ARCHE Research Teams and Their Projects
Swedish Institute for Infectious Disease Control and Karolinska Institutet, Solna, Sweden
Sarah Palmer, PhD. – principal investigator
Frederick Hecht, MD. – collaborating investigator
Characterizing and targeting persistent HIV viremia:
Dr. Palmer will work with Dr. Hecht to analyze HIV found in blood and tissue samples of patients who initiated antiretroviral therapy either during acute HIV infection or later. Their goal is to identify which cells produce the virus that is routinely measured in plasma, virus that persists despite very effective antiretroviral therapy. Genetic sequences of plasma viruses will be compared to the sequences of viruses isolated from peripheral blood cells, cells in the gastrointestinal tract, and the bone marrow. This study will help define where the persistent plasma virus is being produced. In addition, because the researchers have access to samples from patients dating from before the initiation of antiretroviral therapy and at multiple time points, they will be able to assess the degree to which the virus evolves over time. Since virus evolution can occur only if the virus is continuing to replicate, this part of the study will provide an indication of the extent to which antiretroviral therapy can put a stop to the viral life cycle. These studies together will provide an indication of which reservoirs are most responsible for the persistence of the virus, the extent to which antiretroviral therapy can and cannot disrupt those reservoirs, and therefore what remains to be done in targeting reservoirs to cure HIV infection.
University of California San Francisco, San Francisco, CA
Joseph McCune, M.D., Ph.D. – principal investigator
Steven Deeks, M.D. – collaborating investigator
Inflammation and HIV persistence:
Drs. McCune and Deeks will investigate the contribution of ongoing immune activation to the ability of HIV to persist. They hypothesize that a self-perpetuating, looping chain of events is established soon after HIV infection first occurs. The immune system is activated as it attempts to combat the infection, but this immune activation in turn fuels the ability of the virus to replicate and persist, resulting in a situation in which immune activation and viral replication feed one another. One enzyme that has been shown to be associated with AIDS progression is IDO, and Drs. McCune and Deeks believe it may play a critical role in maintaining the positive feedback between immune activation and viral growth. They will test whether disrupting this enzyme reduces the level of immune activation, which would in turn result in a decrease in viral persistence.
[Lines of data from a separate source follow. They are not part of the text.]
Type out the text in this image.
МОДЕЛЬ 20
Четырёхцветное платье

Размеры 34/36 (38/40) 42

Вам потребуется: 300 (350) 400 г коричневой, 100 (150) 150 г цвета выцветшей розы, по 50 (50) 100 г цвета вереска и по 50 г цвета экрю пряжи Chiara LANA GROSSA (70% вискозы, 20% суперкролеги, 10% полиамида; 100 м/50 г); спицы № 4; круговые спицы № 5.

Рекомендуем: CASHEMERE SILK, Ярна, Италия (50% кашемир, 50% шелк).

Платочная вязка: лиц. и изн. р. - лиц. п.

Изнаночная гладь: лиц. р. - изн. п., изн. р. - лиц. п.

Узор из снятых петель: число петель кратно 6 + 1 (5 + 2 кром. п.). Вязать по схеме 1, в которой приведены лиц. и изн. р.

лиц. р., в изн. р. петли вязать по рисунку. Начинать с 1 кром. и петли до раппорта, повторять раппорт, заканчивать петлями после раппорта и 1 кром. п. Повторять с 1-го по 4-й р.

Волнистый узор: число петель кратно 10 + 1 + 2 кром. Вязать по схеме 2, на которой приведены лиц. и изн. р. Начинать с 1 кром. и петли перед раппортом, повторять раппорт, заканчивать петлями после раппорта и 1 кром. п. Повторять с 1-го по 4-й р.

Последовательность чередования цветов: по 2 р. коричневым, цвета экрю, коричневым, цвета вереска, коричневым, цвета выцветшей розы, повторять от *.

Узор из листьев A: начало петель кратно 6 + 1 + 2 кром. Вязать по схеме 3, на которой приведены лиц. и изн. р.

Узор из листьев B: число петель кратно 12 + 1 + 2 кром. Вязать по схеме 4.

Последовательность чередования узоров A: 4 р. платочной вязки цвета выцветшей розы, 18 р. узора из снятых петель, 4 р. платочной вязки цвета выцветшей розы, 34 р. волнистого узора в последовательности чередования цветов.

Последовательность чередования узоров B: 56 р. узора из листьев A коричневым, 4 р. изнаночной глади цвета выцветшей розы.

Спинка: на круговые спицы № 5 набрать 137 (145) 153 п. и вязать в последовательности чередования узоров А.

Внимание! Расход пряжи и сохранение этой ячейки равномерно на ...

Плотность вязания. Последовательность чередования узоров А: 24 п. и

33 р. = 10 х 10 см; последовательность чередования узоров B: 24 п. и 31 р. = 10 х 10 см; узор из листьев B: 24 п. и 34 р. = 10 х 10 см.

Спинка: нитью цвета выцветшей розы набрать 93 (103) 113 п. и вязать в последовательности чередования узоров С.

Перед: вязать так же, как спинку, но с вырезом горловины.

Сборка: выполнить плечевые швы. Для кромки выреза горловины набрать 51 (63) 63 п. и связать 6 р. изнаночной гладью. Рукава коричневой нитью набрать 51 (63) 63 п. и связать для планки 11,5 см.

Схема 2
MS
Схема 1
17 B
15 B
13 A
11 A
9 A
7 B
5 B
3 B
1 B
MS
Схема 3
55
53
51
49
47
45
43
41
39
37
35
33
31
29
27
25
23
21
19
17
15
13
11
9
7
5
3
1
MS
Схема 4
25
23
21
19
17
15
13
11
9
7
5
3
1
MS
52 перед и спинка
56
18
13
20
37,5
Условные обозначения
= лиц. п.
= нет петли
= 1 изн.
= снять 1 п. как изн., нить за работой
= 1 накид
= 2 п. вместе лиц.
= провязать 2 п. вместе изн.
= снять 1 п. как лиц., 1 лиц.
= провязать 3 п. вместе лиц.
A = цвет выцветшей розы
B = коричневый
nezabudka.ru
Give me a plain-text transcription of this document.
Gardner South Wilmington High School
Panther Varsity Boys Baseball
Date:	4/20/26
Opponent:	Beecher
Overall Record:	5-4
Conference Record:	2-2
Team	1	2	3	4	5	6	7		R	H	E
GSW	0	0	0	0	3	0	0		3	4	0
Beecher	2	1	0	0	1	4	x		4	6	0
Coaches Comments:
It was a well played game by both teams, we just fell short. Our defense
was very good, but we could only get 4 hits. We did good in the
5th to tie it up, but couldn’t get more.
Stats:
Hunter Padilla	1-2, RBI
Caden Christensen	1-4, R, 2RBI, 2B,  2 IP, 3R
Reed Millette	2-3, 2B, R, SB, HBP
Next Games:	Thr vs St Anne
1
They will also determine whether patients who naturally maintain extremely low levels of virus also have naturally low levels of IDO. If their hypothesis is correct, the results will point to a potential new therapeutic strategy that could both decrease levels of immune activation— itself associated with some of the disease conditions commonly seen in HIV infection— and lower the amount of virus that persists, bringing us closer to a functional cure.
Johns Hopkins University, Baltimore, MD
Robert Siliciano, M.D., Ph.D. – principal investigator
Janice Clements, Ph.D. – collaborating investigator
Using approved drugs to target latent HIV:
Because HIV can persist indefinitely in reservoirs in an infected individual, eradicating HIV will require flushing virus out of those reservoirs and then targeting it with antiretroviral therapy. Developing new therapeutic agents, such as ones that might flush out latent HIV, can be a timely and costly enterprise, so Drs. Siliciano and Clements are hoping to identify drugs that are already FDA-approved and available for the treatment of other conditions that could be used in the context of HIV infection. They already have one promising lead that they plan to test, both alone or perhaps in conjunction with other agents. These drugs will be tested in two different test-tube settings, one that simulates latent infection in reservoirs, and the other using infected cells that have been extracted from HIV positive patients. In addition, they will use non-human primates to test whether such agents might reduce the amount of virus that is growing or the number of cells that are harboring latent HIV. This model will also allow them to test whether and how latently infected cells throughout the body are affected by such drugs. If successful, these studies could point the way to strategies that could shorten the development time of interventions to cure HIV infection by ten or more years.
Beckman Research Institute of City of Hope, Duarte, CA
John Zaia, M.D. – principal investigator
Quantitating virus in patients receiving either non-ablative or total ablative treatment:
Recently, an HIV patient in Berlin who also had acute leukemia underwent a stem cell transplant from a donor who had a genetic mutation that rendered that donor—and now the patient—resistant to HIV. The extent to which the chemotherapy prior to the transplant may have contributed to the presumed cure is not known, so Dr. Zaia will use a sensitive assay that can measure extremely low levels of virus in patients with AIDS-related lymphoma who have been treated with either partial or aggressive chemotherapy. If cancer chemotherapy can perturb reservoirs of virus, it may provide clues for the development of future therapeutic interventions to cure HIV.